# ssd: ahci per microsoft- oder intel-treiber? win7



## DaWo (25. Dezember 2009)

Hallo,

Anfang Januar soll meine x25-m G2 mit 80gb bei mir angeliefert werden. nun habe ich mich im Vorraus natürlich "bestmöglich" im Internet belesen, was die Konfiguration angeht. Genau das ist mein Problem. bei den Intel-ssds wird meistens der Betrieb per AHCI empfohlen. Allerdings habe ich jetzt schon öfter gelesen, daß der microsofteigene Treiber problemloser und schneller arbeitet als der von Intel.
Soll ich nun nach der Installation von Win7 (64bit, home premium) einfach alles belassen, oder den AHCI-Treiber von Intel installieren?
Was sind eure Erfahrungen?

mein mobo: Asus P5Q Deluxe

Vielen Dank!


----------



## Mosed (25. Dezember 2009)

nach letzten Stand unterstützt nur der MS Treiber Trim - daher besser den MS Treiber nutzen und nicht den von Intel. Falls jemand neuere Infos hat, bitte melden....


----------



## DaWo (25. Dezember 2009)

Super, Danke!

Vielleicht tut sich ja bei Intel bald etwas. Immerhin haben sie ja die neue Firmware vor kurzem fertig bekommen (und sogar für die erste Generation - zu früh gewettert Herr Schröter  ). Eigentlich hatte ich auf ein zeitnahes Treiberupdate gehofft...


----------



## hulkhardy1 (25. Dezember 2009)

Aber Vorsicht der MS Treiber macht Probleme bei Festplatten, SSD die größer oder gleich 1T sind. Wenn Windows aus dem Standby Modes zurück kehrt. Microsoft hat wohl den Treiber so programmiert das er maximal 10 Sekunden zur verfügung hat um alle Platten zu erkennen aber bei großen Platten reicht die Zeit wohl nicht aus und die Platte, SSD wird danach nicht mehr erkannt. Microsoft hat aber jetzt einen Hotfix veröffentlicht der diesen Problem beheben soll


----------



## DaWo (25. Dezember 2009)

ok,

aber bis ich mir eine ssd mit 1T leisten kann und es sie auch zu kaufen gibt, wird noch einiges an Zeit vergehen. Bis dahin werden wohl schon wieder zig hotfixes den hotfix gehotfixt haben.
Zum Glück verwende ich den Ruhezustand nicht...


----------



## underloost (25. Dezember 2009)

ich glaube *hulkhardy1* will die News hier ansprechen


----------



## Riccardo23 (26. Dezember 2009)

Elementardrache schrieb:


> nach letzten Stand unterstützt nur der MS Treiber Trim - daher besser den MS Treiber nutzen und nicht den von Intel. Falls jemand neuere Infos hat, bitte melden....

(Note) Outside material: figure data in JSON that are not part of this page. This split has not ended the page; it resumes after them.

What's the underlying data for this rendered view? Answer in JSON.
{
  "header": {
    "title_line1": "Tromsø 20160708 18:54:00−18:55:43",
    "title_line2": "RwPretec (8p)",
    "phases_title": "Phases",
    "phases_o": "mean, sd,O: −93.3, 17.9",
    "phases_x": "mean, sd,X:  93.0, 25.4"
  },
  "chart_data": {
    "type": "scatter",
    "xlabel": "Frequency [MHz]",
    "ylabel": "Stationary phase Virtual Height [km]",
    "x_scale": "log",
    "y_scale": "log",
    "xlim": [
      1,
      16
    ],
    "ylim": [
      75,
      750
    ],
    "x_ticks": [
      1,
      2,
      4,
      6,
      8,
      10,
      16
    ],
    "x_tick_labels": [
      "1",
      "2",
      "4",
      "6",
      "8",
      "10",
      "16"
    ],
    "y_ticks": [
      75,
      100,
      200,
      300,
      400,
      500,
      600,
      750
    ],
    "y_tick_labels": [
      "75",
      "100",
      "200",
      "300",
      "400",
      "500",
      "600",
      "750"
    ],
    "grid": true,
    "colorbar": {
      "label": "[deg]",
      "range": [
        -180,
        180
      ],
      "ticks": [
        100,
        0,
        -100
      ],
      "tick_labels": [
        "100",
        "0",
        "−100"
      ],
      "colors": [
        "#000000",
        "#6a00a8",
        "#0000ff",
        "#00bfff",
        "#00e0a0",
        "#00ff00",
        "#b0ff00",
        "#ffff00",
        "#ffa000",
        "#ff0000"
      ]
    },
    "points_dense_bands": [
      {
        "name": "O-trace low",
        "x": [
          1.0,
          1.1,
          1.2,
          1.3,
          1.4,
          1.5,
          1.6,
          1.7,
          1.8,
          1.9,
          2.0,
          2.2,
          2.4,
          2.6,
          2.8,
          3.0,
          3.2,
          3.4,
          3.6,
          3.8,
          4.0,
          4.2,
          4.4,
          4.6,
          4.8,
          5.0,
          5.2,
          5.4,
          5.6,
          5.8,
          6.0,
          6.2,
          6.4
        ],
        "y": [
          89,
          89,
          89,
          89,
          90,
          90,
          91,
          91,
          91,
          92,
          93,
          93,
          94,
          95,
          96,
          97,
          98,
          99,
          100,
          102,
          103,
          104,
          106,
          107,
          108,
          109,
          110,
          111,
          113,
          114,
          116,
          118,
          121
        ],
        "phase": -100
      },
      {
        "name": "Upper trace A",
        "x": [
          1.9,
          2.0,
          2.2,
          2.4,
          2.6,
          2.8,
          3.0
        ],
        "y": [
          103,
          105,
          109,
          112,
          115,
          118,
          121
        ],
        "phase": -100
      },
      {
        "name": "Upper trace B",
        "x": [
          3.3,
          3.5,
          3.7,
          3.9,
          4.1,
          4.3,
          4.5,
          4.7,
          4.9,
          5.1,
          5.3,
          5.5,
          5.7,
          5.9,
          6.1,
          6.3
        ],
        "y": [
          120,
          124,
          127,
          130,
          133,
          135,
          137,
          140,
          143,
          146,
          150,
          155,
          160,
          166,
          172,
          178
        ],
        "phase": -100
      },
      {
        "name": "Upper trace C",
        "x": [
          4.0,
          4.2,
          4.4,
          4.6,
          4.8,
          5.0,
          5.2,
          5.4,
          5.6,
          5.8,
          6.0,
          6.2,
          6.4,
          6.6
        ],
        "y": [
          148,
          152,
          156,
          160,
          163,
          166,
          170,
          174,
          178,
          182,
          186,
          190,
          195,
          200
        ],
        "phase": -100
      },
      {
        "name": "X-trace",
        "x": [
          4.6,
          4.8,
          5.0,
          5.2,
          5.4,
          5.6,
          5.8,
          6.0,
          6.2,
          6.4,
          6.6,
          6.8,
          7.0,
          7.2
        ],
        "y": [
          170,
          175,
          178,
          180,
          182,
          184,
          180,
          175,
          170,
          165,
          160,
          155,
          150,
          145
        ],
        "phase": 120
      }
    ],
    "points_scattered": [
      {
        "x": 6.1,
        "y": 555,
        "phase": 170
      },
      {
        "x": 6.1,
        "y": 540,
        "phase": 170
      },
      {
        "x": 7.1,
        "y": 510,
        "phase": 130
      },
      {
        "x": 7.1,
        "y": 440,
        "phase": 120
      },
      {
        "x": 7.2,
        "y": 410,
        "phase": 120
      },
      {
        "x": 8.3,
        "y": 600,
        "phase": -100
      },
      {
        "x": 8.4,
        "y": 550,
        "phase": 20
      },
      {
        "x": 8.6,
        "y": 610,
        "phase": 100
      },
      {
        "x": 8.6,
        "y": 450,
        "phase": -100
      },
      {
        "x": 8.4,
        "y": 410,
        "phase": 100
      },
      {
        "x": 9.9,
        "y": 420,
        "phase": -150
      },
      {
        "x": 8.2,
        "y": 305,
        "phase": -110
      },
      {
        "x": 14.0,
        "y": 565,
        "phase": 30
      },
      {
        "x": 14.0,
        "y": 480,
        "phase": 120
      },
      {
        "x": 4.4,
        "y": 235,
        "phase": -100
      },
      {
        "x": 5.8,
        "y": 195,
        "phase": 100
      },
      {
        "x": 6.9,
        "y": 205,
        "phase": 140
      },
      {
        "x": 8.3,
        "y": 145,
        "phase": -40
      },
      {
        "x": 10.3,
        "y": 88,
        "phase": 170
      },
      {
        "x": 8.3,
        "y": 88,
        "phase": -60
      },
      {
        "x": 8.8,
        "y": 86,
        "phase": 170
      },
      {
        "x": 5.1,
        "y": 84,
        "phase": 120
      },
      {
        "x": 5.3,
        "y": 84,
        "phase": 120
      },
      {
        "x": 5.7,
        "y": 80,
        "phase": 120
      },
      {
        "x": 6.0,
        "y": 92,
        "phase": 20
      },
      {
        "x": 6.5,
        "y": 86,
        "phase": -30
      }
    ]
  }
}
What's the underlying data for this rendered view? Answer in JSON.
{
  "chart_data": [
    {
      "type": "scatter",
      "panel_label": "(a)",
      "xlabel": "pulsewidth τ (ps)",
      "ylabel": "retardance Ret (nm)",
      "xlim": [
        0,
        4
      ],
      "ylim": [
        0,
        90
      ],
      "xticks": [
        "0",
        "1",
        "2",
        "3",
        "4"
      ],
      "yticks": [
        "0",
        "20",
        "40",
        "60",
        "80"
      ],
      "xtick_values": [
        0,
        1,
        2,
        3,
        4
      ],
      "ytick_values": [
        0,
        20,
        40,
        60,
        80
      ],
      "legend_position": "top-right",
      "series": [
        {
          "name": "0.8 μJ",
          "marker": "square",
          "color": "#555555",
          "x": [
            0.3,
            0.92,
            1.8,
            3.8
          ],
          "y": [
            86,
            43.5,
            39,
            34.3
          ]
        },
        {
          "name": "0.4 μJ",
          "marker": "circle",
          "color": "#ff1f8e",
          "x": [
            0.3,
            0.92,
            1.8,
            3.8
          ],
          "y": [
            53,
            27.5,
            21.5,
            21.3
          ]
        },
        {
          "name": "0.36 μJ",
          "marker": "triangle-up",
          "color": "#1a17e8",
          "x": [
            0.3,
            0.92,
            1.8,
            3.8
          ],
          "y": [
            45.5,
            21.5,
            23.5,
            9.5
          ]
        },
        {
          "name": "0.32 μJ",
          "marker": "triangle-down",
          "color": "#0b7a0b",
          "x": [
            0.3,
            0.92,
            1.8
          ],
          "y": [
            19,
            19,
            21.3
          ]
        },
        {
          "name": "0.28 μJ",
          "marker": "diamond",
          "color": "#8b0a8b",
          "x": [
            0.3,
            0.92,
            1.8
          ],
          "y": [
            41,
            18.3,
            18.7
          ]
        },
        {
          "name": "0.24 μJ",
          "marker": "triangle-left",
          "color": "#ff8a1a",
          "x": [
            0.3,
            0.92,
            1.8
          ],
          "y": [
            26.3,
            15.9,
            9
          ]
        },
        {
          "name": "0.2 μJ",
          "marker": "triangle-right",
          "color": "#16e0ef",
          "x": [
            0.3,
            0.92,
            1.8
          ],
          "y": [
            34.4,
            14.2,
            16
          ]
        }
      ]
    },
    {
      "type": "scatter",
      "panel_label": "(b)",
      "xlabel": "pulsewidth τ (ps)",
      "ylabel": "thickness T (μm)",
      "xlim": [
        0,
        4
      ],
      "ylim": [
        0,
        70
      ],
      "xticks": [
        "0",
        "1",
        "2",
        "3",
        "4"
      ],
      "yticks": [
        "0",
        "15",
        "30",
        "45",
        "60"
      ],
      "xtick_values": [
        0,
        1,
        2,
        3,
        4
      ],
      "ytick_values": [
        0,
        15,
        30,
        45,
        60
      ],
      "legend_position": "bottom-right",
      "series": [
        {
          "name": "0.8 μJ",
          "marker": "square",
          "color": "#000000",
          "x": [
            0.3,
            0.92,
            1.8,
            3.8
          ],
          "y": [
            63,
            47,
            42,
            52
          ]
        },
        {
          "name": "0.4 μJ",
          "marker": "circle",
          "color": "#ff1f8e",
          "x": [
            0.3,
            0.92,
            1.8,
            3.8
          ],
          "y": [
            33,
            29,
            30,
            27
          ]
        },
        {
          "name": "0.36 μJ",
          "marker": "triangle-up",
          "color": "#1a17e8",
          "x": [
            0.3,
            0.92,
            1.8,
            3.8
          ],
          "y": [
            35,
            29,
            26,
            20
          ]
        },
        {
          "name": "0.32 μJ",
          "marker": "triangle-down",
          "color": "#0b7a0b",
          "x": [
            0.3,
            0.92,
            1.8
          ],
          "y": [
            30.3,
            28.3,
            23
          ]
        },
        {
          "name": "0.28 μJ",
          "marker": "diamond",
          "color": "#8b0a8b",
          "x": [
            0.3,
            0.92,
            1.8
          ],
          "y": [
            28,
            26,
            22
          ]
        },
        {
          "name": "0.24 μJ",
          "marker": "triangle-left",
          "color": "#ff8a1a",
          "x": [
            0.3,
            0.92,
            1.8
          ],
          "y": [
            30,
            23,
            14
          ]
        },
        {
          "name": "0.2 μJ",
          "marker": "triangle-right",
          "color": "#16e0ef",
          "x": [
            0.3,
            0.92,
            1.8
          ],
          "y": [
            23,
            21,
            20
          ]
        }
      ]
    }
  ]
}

ich will nicht, aber ich muss Dir widersprechen. Ich habe ein AMD Board mit 780G Chipsatz und nutze dort den AMD AHCI Treiber. Meine SSD hat seit der neusten Firmware auch Trim. Und Trim arbeitet mit den AMD AHCI Treibern.


----------



## riedochs (26. Dezember 2009)

Bei den herkoemmlichen Festplatten sind meine Erfahrungen mit den Intel Treibern besser.


----------



## DaWo (26. Dezember 2009)

Riccardo23 schrieb:


> ich will nicht, aber ich muss Dir widersprechen. Ich habe ein AMD Board mit 780G Chipsatz und nutze dort den AMD AHCI Treiber. Meine SSD hat seit der neusten Firmware auch Trim. Und Trim arbeitet mit den AMD AHCI Treibern.


 

Damit widersprichst Du ihm ja nicht. Du machst mich nur neidisch auf AMD-Benutzer! Bedeutet ja leider nicht, daß Intel-Chips das auch können müssen...


----------